“No new taxes yet.” (Part 1)

Sta. Ana coordinates Action for Economic Reforms. This piece was published in the July 4, 2011 edition of the BusinessWorld, pages S1/4 to S1/5.

 

“Aquino: No new taxes yet.”  This was the BusinessMirror’s headline on 27 June 2011.

How should the statement of President Noy Aquino be interpreted?  Should we—those who support an increase in taxes—be dismayed over the statement?

Of course, for vested interests—e.g., the manufacturers of sin (alcohol and tobacco) products—the statement is welcome news.  They will emphasize the phrase “no new taxes.”

But the full statement includes the modifier “yet.” The adverb “yet” is the operative word in the sentence. President Aquino is in fact saying that for the time being or for a specified time, he will not introduce new taxes.  Said another way, we can expect new taxes to be introduced later.

And that will come sooner than later.As articulated for instance by Bureau of Internal Revenue (BIR) Commissioner Kim Henares, the period of “no new taxes” is effective till the end of 2011.  Before the Ways and Means Committee of the Lower House, Commissioner Henares said: “We are not imposing any new tax measure at least for the first 18 months under President Aquino.”  (Source: GMA News Online, 27 March 2011.)

The BusinessWorldheadline story confirms this—that “Mr Aquino’s commitment not to raise taxes ends on December 31, or 18 months into his term.”

The promise of President Aquino about “no new taxes” springs from his desire to regain the people’s trust in taxation.

The despised Gloria Arroyo administration imposed higher taxes to defuse a fiscal crisis ofits own making.  Yet, Arroyo’s higher taxes did not benefit the people.  Despite higher taxes, spending for infrastructure, health, and education remained low during the Arroyo administration.  Despite higher taxes, Arroyo’s tax effort, the amount of taxes as a percentage of gross domestic product (GDP), fell to a very low 12.2 percent before her term ended. (The computation is derived from the National Statistical Coordination Board’s 2000 rebased/revised GDP).

To firm up political support for fiscal reforms, it was thus sensible for President Aquino to emphasize improvement of tax administration or tax efficiency.

But then, new taxes cannot wait forever.  Although President Aquino said that the tax administration reforms are “bearing fruit”(BusinessWorld, 27 June 2011), the general picture remains stark.  To be specific, the over-all tax effort registered a tiny increase from 11.58 percent in the first quarter of 2010 to 11.86 percent in the first quarter of 2011.

The efforts of BIR Commissioner Henares and Bureau of Customs (BOC) Commissioner are most laudable, but the gains from the administration reforms they have set in motion will become visible only in the medium term.  It is noteworthy, for example, that the BIR has relentlessly pursued tax evasion charges against high-profile individuals as well as unfamiliar entities.  But is only when the courts have convicted the tax evaders—entailing a long process—that the public will absorb the message that government is capable of pinning down tax cheats.

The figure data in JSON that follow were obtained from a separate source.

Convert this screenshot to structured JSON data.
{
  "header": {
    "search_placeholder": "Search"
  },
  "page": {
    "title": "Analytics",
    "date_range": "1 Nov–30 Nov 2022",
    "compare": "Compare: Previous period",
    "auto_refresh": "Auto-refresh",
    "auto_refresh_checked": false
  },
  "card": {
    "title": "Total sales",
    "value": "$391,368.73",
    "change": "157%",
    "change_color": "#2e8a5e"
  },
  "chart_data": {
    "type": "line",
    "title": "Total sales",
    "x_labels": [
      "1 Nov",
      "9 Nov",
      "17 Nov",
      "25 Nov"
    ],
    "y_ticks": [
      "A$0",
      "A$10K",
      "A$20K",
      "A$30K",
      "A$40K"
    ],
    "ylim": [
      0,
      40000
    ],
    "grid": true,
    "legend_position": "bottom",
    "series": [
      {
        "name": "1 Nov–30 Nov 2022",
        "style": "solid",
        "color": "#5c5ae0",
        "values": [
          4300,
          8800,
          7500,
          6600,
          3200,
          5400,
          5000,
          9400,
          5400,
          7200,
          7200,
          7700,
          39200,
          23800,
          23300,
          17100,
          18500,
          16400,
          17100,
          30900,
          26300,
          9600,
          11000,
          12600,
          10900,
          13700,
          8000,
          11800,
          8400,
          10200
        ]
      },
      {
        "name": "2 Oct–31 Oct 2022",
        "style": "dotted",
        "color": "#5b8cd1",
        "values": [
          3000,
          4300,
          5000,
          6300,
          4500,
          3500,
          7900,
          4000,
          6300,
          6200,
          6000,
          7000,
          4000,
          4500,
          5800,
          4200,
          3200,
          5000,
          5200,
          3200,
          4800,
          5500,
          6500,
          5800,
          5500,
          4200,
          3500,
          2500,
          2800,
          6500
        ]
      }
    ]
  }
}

Moreover, the gains from tax administration reforms will be insufficient for government to attain a tax effort of, say, 17 percent. In short, tax administration and tax policy have to go hand in hand.

And the time has come to put tax policy (i.e., new taxes) on the front burner.

Be that as it may, some taxes are not actually new taxes. The Aquino administration should urge Congress to take action on these taxes.  We are referring to the sin taxes on alcohol and tobacco.

In the case of amending the law on sin taxes, the intent is to correct the basic weaknesses in the current legislation.

What are these weaknesses?  First, the specific taxes on sin products are not indexed to inflation, thus resulting in the erosion of the real value of revenues over time.  Second, in relation to the tobacco taxes, the price classification for older cigarette brands upon which the tax rate is imposed has been pegged at the brands’ net retail prices as of 1 October 1996. Just imagine the scores of billions of revenues that government can reap if classification was based on current prices.  Third, the sin taxes have a multi-level structure, making it difficult to administer.  Making the tax simple, by just having a unitary tax for all brands, regardless of their price, addresses not only efficiency but also tackles the health objective of preventing smokers from merely switching to higher-priced brands to lower-priced cigarettes.

To summarize, the sin taxes are not new taxes. Reforming a fundamentally flawed law on sin taxes hardly qualifies as a new tax.  Making sin taxes a priority legislative measure will be the first step to significantly increase revenues both for the short term and the long term.

Moreover, this measure is the easiest tax policy to gain popular support, for it also tackles health objectives. The taxes will reduce alcoholism and smoking prevalence. Furthermore, the revenues from sin taxes will be used to finance the administration’s flagship programs like the expansion of universal health coverage.

Let’s not wait for the end of 2011 to push for sin taxes.  But these sin taxes must contain the following essential reforms:  a) indexation to inflation, b) a move towards a unitary tax system, and c) concomitantly, the removal of the price classification freeze.